68 A.2d 633 | N.J. Super. Ct. App. Div. | 1949
Appellants, as executors of the estate of William D. Lippincott, deceased, appeal from a judgment of the Burlington County Court, Probate Division, denying additional counsel fees for services performed by Judge Lippincott, between 1922, when testator died, and December 18, 1941, when the first intermediate account of respondents, surviving trustees under the will of Arthur Dorrance, deceased, was filed. In that account allowance of counsel fees in the amount of $3,000 was made for Judge Lippincott's services, although it is undenied that he sought a counsel fee of $5,000, but, by reason of the objection of one of the trustees, he agreed to make application for $3,000 as a proctor's *238 fee. That sum was allowed by the order of December 18, 1941.
On December 10, 1948, a second intermediary account was filed by the surviving trustees. Notice was served on the interested parties, by the executors and trustees of the estate of William D. Lippincott, deceased, that application would be made to the court for the allowance of counsel fees to the estate of William D. Lippincott, for services rendered by him to the trustees and to the estate of Arthur Dorrance, deceased, in the sum of $7,500, to cover services from the time of his first association as proctor of said estate to the date of his death, on February 13, 1944. This application was based on the alleged value of services during the entire period he acted as proctor for the estate, after giving credit for the $3,000 allowed by order of the court in 1941.
The Judge of the Probate Court held that the decree, dated December 18, 1941, allowing the intermediate account, and ordering "to Wm. D. Lippincott, Esq., Proctor for Petitioners, a proctor's fee of $3,000;" was conclusive as to such allowance and binding upon the parties and the court. There is nothing to support the contention that the allowance was "on account" as urged by appellants. Judge Lippincott may have felt that the allowance was inadequate, as is evidenced by the provision in his will, directing his executors to make application for additional allowance for his services prior to the filing of the intermediate account. However, this cannot affect the conclusiveness of the order allowing the proctor's fee, in the absence of anything to indicate that it was anything but a full and complete allowance, and not an allowance on account.

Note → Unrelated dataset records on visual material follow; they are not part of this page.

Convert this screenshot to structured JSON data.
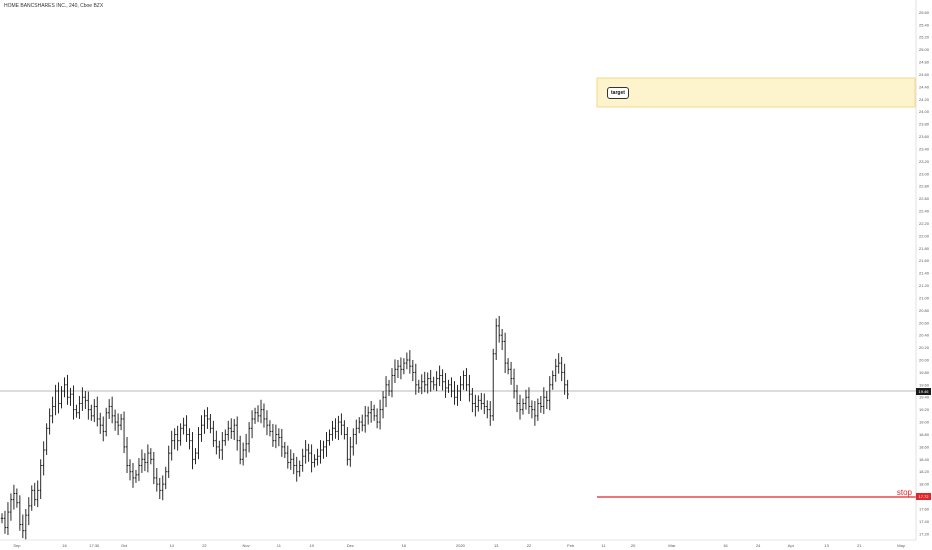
{
  "header": {
    "title": "HOME BANCSHARES INC., 240, Cboe BZX"
  },
  "annotations": {
    "target_label": "target",
    "stop_label": "stop",
    "last_price_label": "19.46",
    "stop_price_label": "17.72"
  },
  "colors": {
    "bar": "#111111",
    "target_fill": "#fdf3cc",
    "target_border": "#f3d98a",
    "stop_line": "#e0262a",
    "axis": "#555555",
    "price_line": "#777777"
  },
  "chart_data": {
    "type": "ohlc",
    "title": "HOME BANCSHARES INC., 240, Cboe BZX",
    "ylim": [
      17.1,
      25.8
    ],
    "yticks": [
      "17.20",
      "17.40",
      "17.60",
      "17.80",
      "18.00",
      "18.20",
      "18.40",
      "18.60",
      "18.80",
      "19.00",
      "19.20",
      "19.40",
      "19.60",
      "19.80",
      "20.00",
      "20.20",
      "20.40",
      "20.60",
      "20.80",
      "21.00",
      "21.20",
      "21.40",
      "21.60",
      "21.80",
      "22.00",
      "22.20",
      "22.40",
      "22.60",
      "22.80",
      "23.00",
      "23.20",
      "23.40",
      "23.60",
      "23.80",
      "24.00",
      "24.20",
      "24.40",
      "24.60",
      "24.80",
      "25.00",
      "25.20",
      "25.40",
      "25.60"
    ],
    "xticks": [
      {
        "label": "Sep",
        "i": 5
      },
      {
        "label": "16",
        "i": 21
      },
      {
        "label": "17:30",
        "i": 31
      },
      {
        "label": "Oct",
        "i": 41
      },
      {
        "label": "14",
        "i": 57
      },
      {
        "label": "22",
        "i": 68
      },
      {
        "label": "Nov",
        "i": 82
      },
      {
        "label": "11",
        "i": 93
      },
      {
        "label": "19",
        "i": 104
      },
      {
        "label": "Dec",
        "i": 117
      },
      {
        "label": "16",
        "i": 135
      },
      {
        "label": "2020",
        "i": 154
      },
      {
        "label": "13",
        "i": 166
      },
      {
        "label": "22",
        "i": 177
      },
      {
        "label": "Feb",
        "i": 191
      },
      {
        "label": "11",
        "i": 202
      },
      {
        "label": "20",
        "i": 212
      },
      {
        "label": "Mar",
        "i": 225
      },
      {
        "label": "16",
        "i": 243
      },
      {
        "label": "24",
        "i": 254
      },
      {
        "label": "Apr",
        "i": 265
      },
      {
        "label": "13",
        "i": 277
      },
      {
        "label": "21",
        "i": 288
      },
      {
        "label": "May",
        "i": 302
      }
    ],
    "bar_spacing_index_count": 305,
    "closes": [
      17.45,
      17.3,
      17.55,
      17.75,
      17.85,
      17.7,
      17.35,
      17.25,
      17.5,
      17.65,
      17.9,
      17.75,
      17.9,
      18.3,
      18.55,
      18.9,
      19.1,
      19.25,
      19.5,
      19.3,
      19.5,
      19.6,
      19.4,
      19.45,
      19.2,
      19.15,
      19.3,
      19.4,
      19.35,
      19.2,
      19.1,
      19.25,
      19.05,
      18.95,
      18.85,
      19.15,
      19.25,
      19.1,
      19.0,
      18.95,
      19.05,
      18.6,
      18.3,
      18.2,
      18.1,
      18.15,
      18.3,
      18.4,
      18.35,
      18.5,
      18.4,
      18.1,
      18.0,
      17.9,
      18.0,
      18.2,
      18.5,
      18.7,
      18.8,
      18.7,
      18.9,
      18.95,
      18.8,
      18.7,
      18.4,
      18.5,
      18.8,
      18.95,
      19.1,
      19.05,
      18.9,
      18.7,
      18.6,
      18.55,
      18.7,
      18.8,
      18.9,
      18.85,
      18.95,
      18.7,
      18.4,
      18.55,
      18.65,
      18.9,
      19.05,
      19.15,
      19.1,
      19.2,
      19.05,
      18.95,
      18.85,
      18.7,
      18.8,
      18.75,
      18.6,
      18.5,
      18.35,
      18.4,
      18.3,
      18.2,
      18.3,
      18.45,
      18.55,
      18.5,
      18.35,
      18.4,
      18.45,
      18.55,
      18.6,
      18.7,
      18.8,
      18.9,
      18.85,
      19.0,
      18.95,
      18.8,
      18.4,
      18.6,
      18.8,
      18.9,
      19.0,
      18.95,
      19.1,
      19.15,
      19.2,
      19.1,
      19.0,
      19.2,
      19.4,
      19.6,
      19.5,
      19.75,
      19.85,
      19.9,
      19.85,
      19.95,
      20.0,
      19.9,
      19.8,
      19.6,
      19.55,
      19.65,
      19.6,
      19.7,
      19.65,
      19.6,
      19.7,
      19.75,
      19.65,
      19.55,
      19.6,
      19.5,
      19.4,
      19.5,
      19.6,
      19.75,
      19.6,
      19.45,
      19.3,
      19.25,
      19.35,
      19.3,
      19.25,
      19.2,
      19.1,
      20.1,
      20.55,
      20.4,
      20.3,
      19.95,
      19.85,
      19.7,
      19.5,
      19.3,
      19.2,
      19.3,
      19.4,
      19.25,
      19.2,
      19.1,
      19.3,
      19.25,
      19.4,
      19.35,
      19.6,
      19.75,
      19.9,
      19.95,
      19.8,
      19.6,
      19.45
    ]
  }
}
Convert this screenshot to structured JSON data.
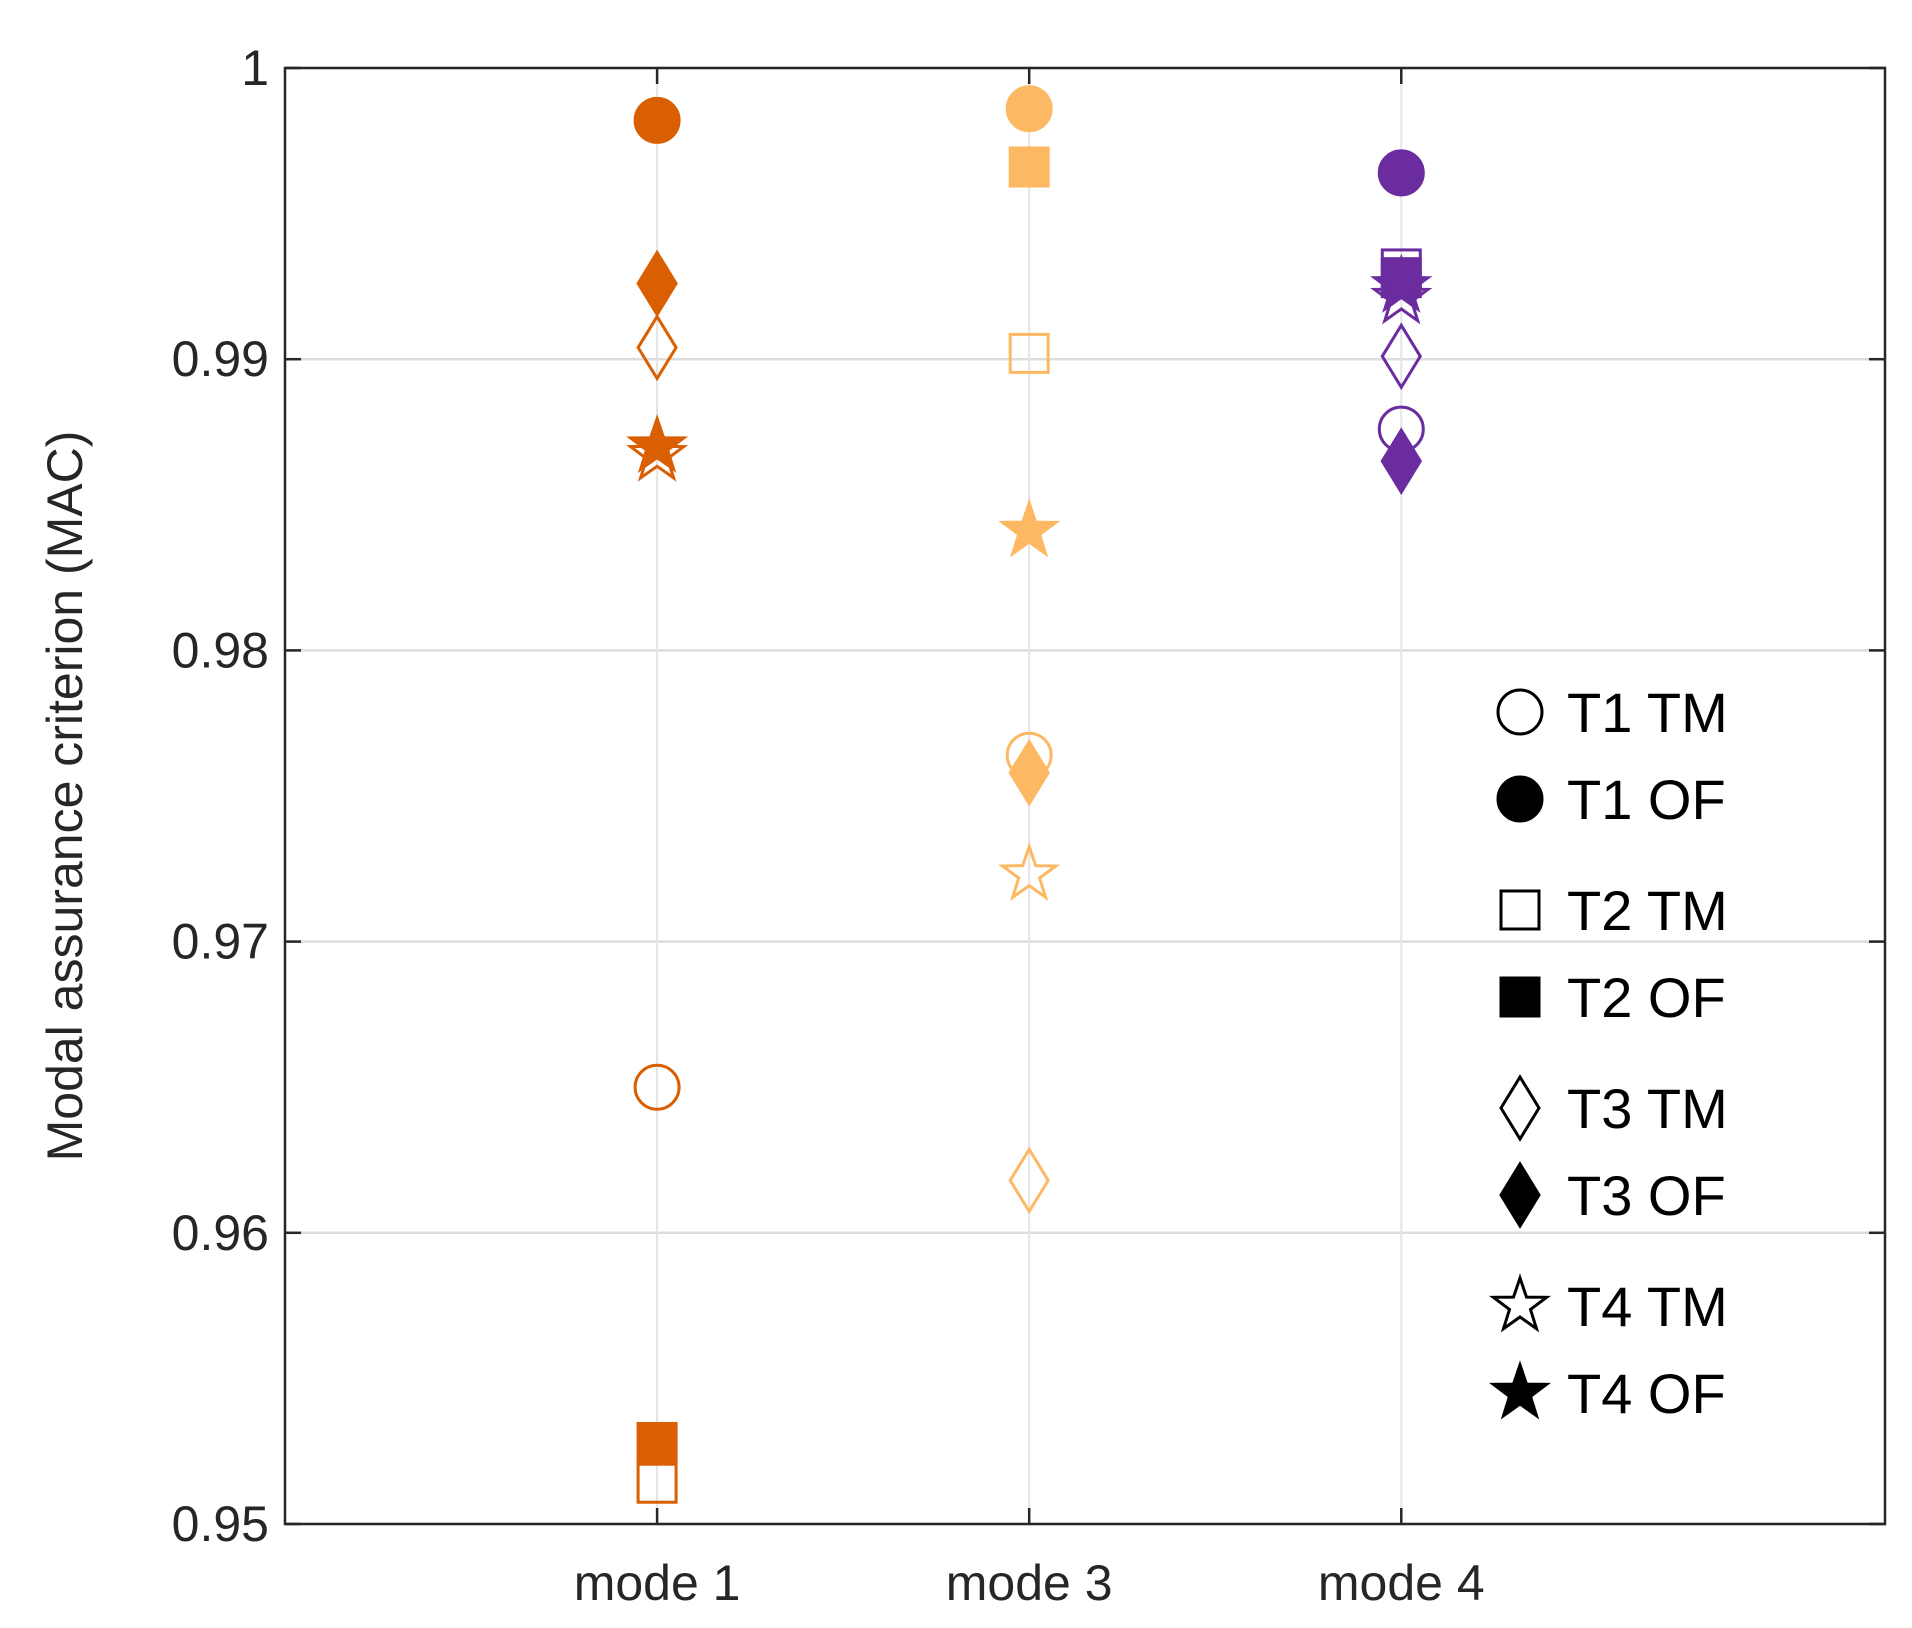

Upon the filing of the second intermediate account of the trustees, application, upon due notice, was made for allowance of proctor's fee for the services performed by Judge Lippincott from December 18, 1941, the date of the first intermediate account, to the date of his death. The court allowed $225, one-third of which was to be paid from each of the three trusts involved. Appeal is taken from this allowance, as being inadequate. *239
From the uncontradicted proof it appears that the corpus of each of the three trusts involved exceeds $500,000; that Judge Lippincott was available for frequent consultations with the trustees and performed various services on behalf of the trusts. Likewise, various and extended services were rendered by members of Judge Lippincott's office staff, under his direction and guidance. In view of the character and volume of the estate, and the responsibility and continued service performed, we conclude that the allowance is grossly inadequate. From the proof submitted, we conclude that a proctor's fee of $1,800 should be allowed for the service of William D. Lippincott performed after the date of said first intermediate account, payable $600 from each of the separate trusts for Constance Groves Pilcher, May Therese Groves Rakestraw and Charlotte Elaine Groves Griffith.
The judgment under review is affirmed as to the disallowance of additional fee for services of William D. Lippincott as proctor, performed prior to December 18, 1941, and modified as to the allowance for his services subsequent to said date.